Emerging market currencies have been mixed since July. The Turkish Lira is down another 28%, the Argentinian Peso by 12%, Brazilian Real shed 6.3% and the South African Rand is 5.7% weaker, however the Indonesian Rupiah has declined by just 1.6%. The table below is updated from Macro Letter 100 – 13-07-2018 – Canary in the coal-mine – Emerging market contagion. It shows the performance of currencies and stocks in the period January to mid-July and from mid-July to the 28th August, the countries are arranged by size of economy, largest to smallest: –

EM FX and stocks Jan-Jul and Jul-Aug 2018

Source: Investing.com

It is not unusual to see an emerging stock market rise in response to a collapse in its domestic currency, especially where the country runs a trade surplus with developed countries, but, as the US closes its doors to imports and growth in Europe and Japan stalls, fear could spread. Capital flight may hasten a ‘sudden stop’ sending some of the most vulnerable emerging markets into a sharp and painful recession.

Conclusions and Investment Opportunities

My prediction of six weeks ago was that Turkey would be the market to watch. Contagion has been evident in the wake of the decline of the Lira and the rise in bond yields, but it has not been widespread. Those countries with twin deficits remain vulnerable. In terms of stock markets Indonesia looks remarkably expensive by many measures, India is not far behind. Russia – and to a lesser extent Turkey – continues to appear cheap… ‘The markets can remain irrational longer than I can remain solvent,’ as Keynes once said.

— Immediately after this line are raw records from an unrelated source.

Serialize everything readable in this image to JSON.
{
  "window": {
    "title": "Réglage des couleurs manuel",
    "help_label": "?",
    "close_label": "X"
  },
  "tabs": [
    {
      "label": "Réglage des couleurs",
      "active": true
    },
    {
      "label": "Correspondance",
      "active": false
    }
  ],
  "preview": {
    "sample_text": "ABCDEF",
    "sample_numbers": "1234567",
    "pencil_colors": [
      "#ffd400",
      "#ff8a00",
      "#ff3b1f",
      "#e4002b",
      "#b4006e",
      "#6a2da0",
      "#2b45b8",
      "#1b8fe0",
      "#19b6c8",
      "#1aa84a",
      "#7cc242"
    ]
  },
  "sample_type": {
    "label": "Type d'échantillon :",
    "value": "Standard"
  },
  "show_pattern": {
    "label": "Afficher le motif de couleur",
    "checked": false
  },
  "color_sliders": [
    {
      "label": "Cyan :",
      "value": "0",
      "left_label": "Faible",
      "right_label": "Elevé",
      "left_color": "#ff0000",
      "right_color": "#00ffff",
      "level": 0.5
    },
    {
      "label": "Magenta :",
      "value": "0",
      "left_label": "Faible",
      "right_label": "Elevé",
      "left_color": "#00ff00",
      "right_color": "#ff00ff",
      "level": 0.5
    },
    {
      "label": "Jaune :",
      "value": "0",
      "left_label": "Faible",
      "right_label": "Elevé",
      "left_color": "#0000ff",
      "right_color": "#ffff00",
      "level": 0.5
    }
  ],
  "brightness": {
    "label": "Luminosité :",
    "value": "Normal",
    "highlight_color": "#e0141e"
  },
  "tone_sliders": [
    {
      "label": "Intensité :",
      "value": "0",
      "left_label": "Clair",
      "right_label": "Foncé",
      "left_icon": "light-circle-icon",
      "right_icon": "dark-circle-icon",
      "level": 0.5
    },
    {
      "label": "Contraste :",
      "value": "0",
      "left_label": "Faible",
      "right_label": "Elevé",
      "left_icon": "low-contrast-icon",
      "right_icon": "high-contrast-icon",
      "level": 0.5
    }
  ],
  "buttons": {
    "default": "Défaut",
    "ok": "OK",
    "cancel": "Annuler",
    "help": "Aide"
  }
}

Emerging market bonds may recover if the Federal Reserve tightening cycle is truncated. This will only occur if the pace of US economic growth slows in 2019 and 2020. Another possibility is that the Trump administration manage to achieve their goal, of fairer trading arrangements with China, Europe and beyond, then the impact of tariffs on emerging market economies may be relatively short-lived. The price action in global stock markets have been divergent recently, but the worst of the contagion may be past. Mexico and the US have made progress on replacing NAFTA. Other countries may acquiesce to the new Trumpian compact.

The bull market in US stocks is now the longest ever recorded, it would be incautious to recommend stocks except for the very long-run at this stage in the cycle. In the near-term emerging market volatility should diminish and over-sold markets are likely to rebound. Medium-term, those countries hardest hit by the recent crisis will languish until the inflationary effects of currency depreciations have fed through. In the Long Run, a number of emerging markets, Turkey included, offer value: they have demographics on their side.